When Anthony was done with school he drove up to New York so we could begin our cross-country adventure. Our plan was to avoid the northern part of the country because it was February and there was bound to be a lot of snow. So we travelled down PA over to OH where we met up with my dad and grandparents in Newark. Then we travelled through Indiana, and made a stop in St. Louis. In Kansas we stopped at a place called "Truckhedge"

It was a special place, and by special I mean I am glad we didn't get murdered and thrown into the woods for creatures to feast on. It was a residential place set up by a rather odd man who was incredibly friendly and weirdly artistic. He had some crazy artifacts on his property and he gave us a tour of his abode. I would recommend anyone to stop by here if they are in Kansas because it was an experience I will never forget. And the guy gave Zoe a piece of petrified wood and showed her dinosaur and mammoth teeth. It was definitely not a stop I was expecting! I thought it was a roadside attraction that we would stop at for 10 minutes, take a picture and drive away. Kind of like this one...

This is the world's largest easel. I think this was in Colorado where we were stranded for a night because of a snow storm that we hit. We stopped in Denver for lunch and stayed outside of the city for the night. Apparently Colorado doesn't have a great snow management system, so it took us three days to get through the state. We also had to make a pit stop at Volvo because I was having a problem with my windshield wiper fluid because it was below freezing and Georgia filled my tank up with +32 fluid.

These photos were all taken at Hot Springs Park in Wyoming. Another highlight of our trip. We had the chance to eat with deer, see roaming buffalo, and take a dip in natural hot spring pools. We also made a trip to the dinosaur museum in town, which was an awesome stop that Zoe LOVED. 

We finally made it into Washington State!

In case anyone was wondering, Lou made the trip too. He had a blast sneaking into hotel rooms. He did really well the entire 10 days of traveling.

If I could choose one picture that would sum up our trip it would be this one. It was such an experience traveling across the country and we got to see so many beautiful landscapes along the way. This picture is through Montana, which I think was my favorite state along the way. Fun fact: Researchers at Cornell University have stated that if a zombie apocalypse were to ever happen, the safest place to be in the United States would be Montana. Probably because there aren't very many people around.
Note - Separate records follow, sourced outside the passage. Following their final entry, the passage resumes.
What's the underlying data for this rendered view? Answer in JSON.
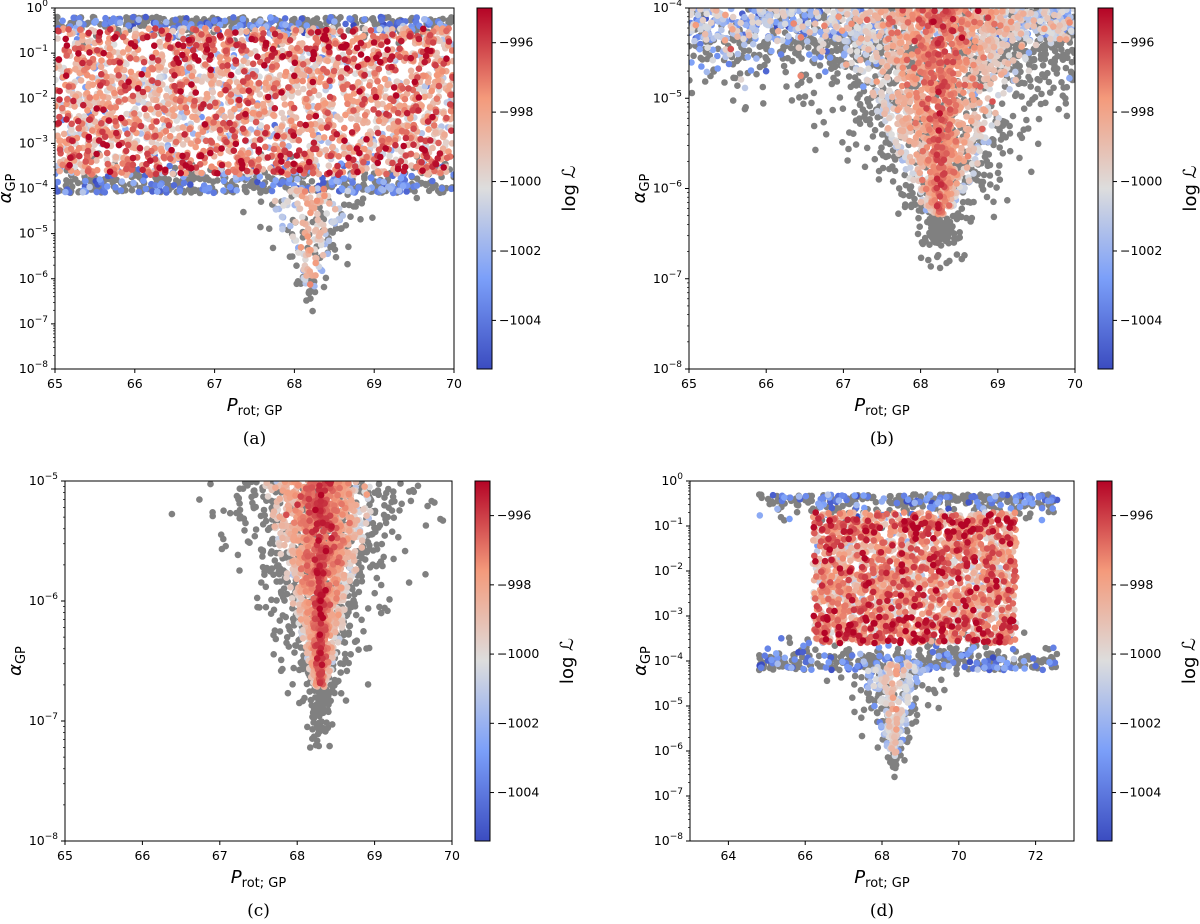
{
  "chart_data": [
    {
      "type": "scatter",
      "panel_label": "(a)",
      "xlabel_main": "P",
      "xlabel_sub": "rot; GP",
      "ylabel_main": "α",
      "ylabel_sub": "GP",
      "xlim": [
        65,
        70
      ],
      "ylim": [
        1e-08,
        1
      ],
      "yscale": "log",
      "x_ticks": [
        65,
        66,
        67,
        68,
        69,
        70
      ],
      "x_tick_labels": [
        "65",
        "66",
        "67",
        "68",
        "69",
        "70"
      ],
      "y_ticks": [
        1e-08,
        1e-07,
        1e-06,
        1e-05,
        0.0001,
        0.001,
        0.01,
        0.1,
        1
      ],
      "y_tick_labels": [
        {
          "base": "10",
          "exp": "−8"
        },
        {
          "base": "10",
          "exp": "−7"
        },
        {
          "base": "10",
          "exp": "−6"
        },
        {
          "base": "10",
          "exp": "−5"
        },
        {
          "base": "10",
          "exp": "−4"
        },
        {
          "base": "10",
          "exp": "−3"
        },
        {
          "base": "10",
          "exp": "−2"
        },
        {
          "base": "10",
          "exp": "−1"
        },
        {
          "base": "10",
          "exp": "0"
        }
      ],
      "colorbar": {
        "label": "log ℒ",
        "range": [
          -1005.4,
          -995.0
        ],
        "ticks": [
          -996,
          -998,
          -1000,
          -1002,
          -1004
        ],
        "tick_labels": [
          "−996",
          "−998",
          "−1000",
          "−1002",
          "−1004"
        ],
        "colormap": "coolwarm"
      },
      "grey_color": "#808080",
      "clusters": [
        {
          "kind": "band",
          "x_range": [
            65,
            70
          ],
          "log_y_range": [
            -3.7,
            -0.45
          ],
          "count": 2600,
          "log_L_center": -998.5,
          "log_L_spread": 1.8
        },
        {
          "kind": "band_edge",
          "x_range": [
            65,
            70
          ],
          "log_y_range": [
            -4.1,
            -0.2
          ],
          "count": 900,
          "log_L": "low"
        },
        {
          "kind": "vertex",
          "x_center": 68.2,
          "log_y_top": -4.0,
          "log_y_bottom": -6.5,
          "half_width": 0.6,
          "count": 150,
          "log_L_center": -1000.5,
          "log_L_spread": 1.5
        }
      ]
    },
    {
      "type": "scatter",
      "panel_label": "(b)",
      "xlabel_main": "P",
      "xlabel_sub": "rot; GP",
      "ylabel_main": "α",
      "ylabel_sub": "GP",
      "xlim": [
        65,
        70
      ],
      "ylim": [
        1e-08,
        0.0001
      ],
      "yscale": "log",
      "x_ticks": [
        65,
        66,
        67,
        68,
        69,
        70
      ],
      "x_tick_labels": [
        "65",
        "66",
        "67",
        "68",
        "69",
        "70"
      ],
      "y_ticks": [
        1e-08,
        1e-07,
        1e-06,
        1e-05,
        0.0001
      ],
      "y_tick_labels": [
        {
          "base": "10",
          "exp": "−8"
        },
        {
          "base": "10",
          "exp": "−7"
        },
        {
          "base": "10",
          "exp": "−6"
        },
        {
          "base": "10",
          "exp": "−5"
        },
        {
          "base": "10",
          "exp": "−4"
        }
      ],
      "colorbar": {
        "label": "log ℒ",
        "range": [
          -1005.4,
          -995.0
        ],
        "ticks": [
          -996,
          -998,
          -1000,
          -1002,
          -1004
        ],
        "tick_labels": [
          "−996",
          "−998",
          "−1000",
          "−1002",
          "−1004"
        ],
        "colormap": "coolwarm"
      },
      "grey_color": "#808080",
      "clusters": [
        {
          "kind": "top_band",
          "x_range": [
            65,
            70
          ],
          "log_y_range": [
            -4.6,
            -4.0
          ],
          "count": 900,
          "log_L_center": -1001.5,
          "log_L_spread": 1.8
        },
        {
          "kind": "vertex",
          "x_center": 68.25,
          "log_y_top": -4.0,
          "log_y_bottom": -6.6,
          "half_width": 1.6,
          "count": 1500,
          "log_L_center": -999.5,
          "log_L_spread": 1.8
        }
      ]
    },
    {
      "type": "scatter",
      "panel_label": "(c)",
      "xlabel_main": "P",
      "xlabel_sub": "rot; GP",
      "ylabel_main": "α",
      "ylabel_sub": "GP",
      "xlim": [
        65,
        70
      ],
      "ylim": [
        1e-08,
        1e-05
      ],
      "yscale": "log",
      "x_ticks": [
        65,
        66,
        67,
        68,
        69,
        70
      ],
      "x_tick_labels": [
        "65",
        "66",
        "67",
        "68",
        "69",
        "70"
      ],
      "y_ticks": [
        1e-08,
        1e-07,
        1e-06,
        1e-05
      ],
      "y_tick_labels": [
        {
          "base": "10",
          "exp": "−8"
        },
        {
          "base": "10",
          "exp": "−7"
        },
        {
          "base": "10",
          "exp": "−6"
        },
        {
          "base": "10",
          "exp": "−5"
        }
      ],
      "colorbar": {
        "label": "log ℒ",
        "range": [
          -1005.4,
          -995.0
        ],
        "ticks": [
          -996,
          -998,
          -1000,
          -1002,
          -1004
        ],
        "tick_labels": [
          "−996",
          "−998",
          "−1000",
          "−1002",
          "−1004"
        ],
        "colormap": "coolwarm"
      },
      "grey_color": "#808080",
      "clusters": [
        {
          "kind": "vertex",
          "x_center": 68.3,
          "log_y_top": -5.0,
          "log_y_bottom": -6.95,
          "half_width": 0.8,
          "count": 1500,
          "log_L_center": -999.0,
          "log_L_spread": 1.6
        }
      ]
    },
    {
      "type": "scatter",
      "panel_label": "(d)",
      "xlabel_main": "P",
      "xlabel_sub": "rot; GP",
      "ylabel_main": "α",
      "ylabel_sub": "GP",
      "xlim": [
        63,
        73
      ],
      "ylim": [
        1e-08,
        1
      ],
      "yscale": "log",
      "x_ticks": [
        64,
        66,
        68,
        70,
        72
      ],
      "x_tick_labels": [
        "64",
        "66",
        "68",
        "70",
        "72"
      ],
      "y_ticks": [
        1e-08,
        1e-07,
        1e-06,
        1e-05,
        0.0001,
        0.001,
        0.01,
        0.1,
        1
      ],
      "y_tick_labels": [
        {
          "base": "10",
          "exp": "−8"
        },
        {
          "base": "10",
          "exp": "−7"
        },
        {
          "base": "10",
          "exp": "−6"
        },
        {
          "base": "10",
          "exp": "−5"
        },
        {
          "base": "10",
          "exp": "−4"
        },
        {
          "base": "10",
          "exp": "−3"
        },
        {
          "base": "10",
          "exp": "−2"
        },
        {
          "base": "10",
          "exp": "−1"
        },
        {
          "base": "10",
          "exp": "0"
        }
      ],
      "colorbar": {
        "label": "log ℒ",
        "range": [
          -1005.4,
          -995.0
        ],
        "ticks": [
          -996,
          -998,
          -1000,
          -1002,
          -1004
        ],
        "tick_labels": [
          "−996",
          "−998",
          "−1000",
          "−1002",
          "−1004"
        ],
        "colormap": "coolwarm"
      },
      "grey_color": "#808080",
      "clusters": [
        {
          "kind": "band",
          "x_range": [
            66.2,
            71.5
          ],
          "log_y_range": [
            -3.6,
            -0.7
          ],
          "count": 2200,
          "log_L_center": -998.3,
          "log_L_spread": 1.7
        },
        {
          "kind": "band_edge",
          "x_range": [
            64.8,
            72.6
          ],
          "log_y_range": [
            -4.2,
            -0.3
          ],
          "count": 700,
          "log_L": "low"
        },
        {
          "kind": "vertex",
          "x_center": 68.3,
          "log_y_top": -4.0,
          "log_y_bottom": -6.4,
          "half_width": 1.0,
          "count": 250,
          "log_L_center": -1001.5,
          "log_L_spread": 1.3
        }
      ]
    }
  ]
}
And surprisingly the kids took the trip just as good as Lou did. Anthony slept for most of the time, and we tried to stay at hotels with swimming pools every night so Zoe could swim and run around after spending the day in the car. We only did about 6-7 hours a day, which is why it took us about 10 days to get to Washington. We wanted to make the trip memorable and fun for the kids. I think we succeeded!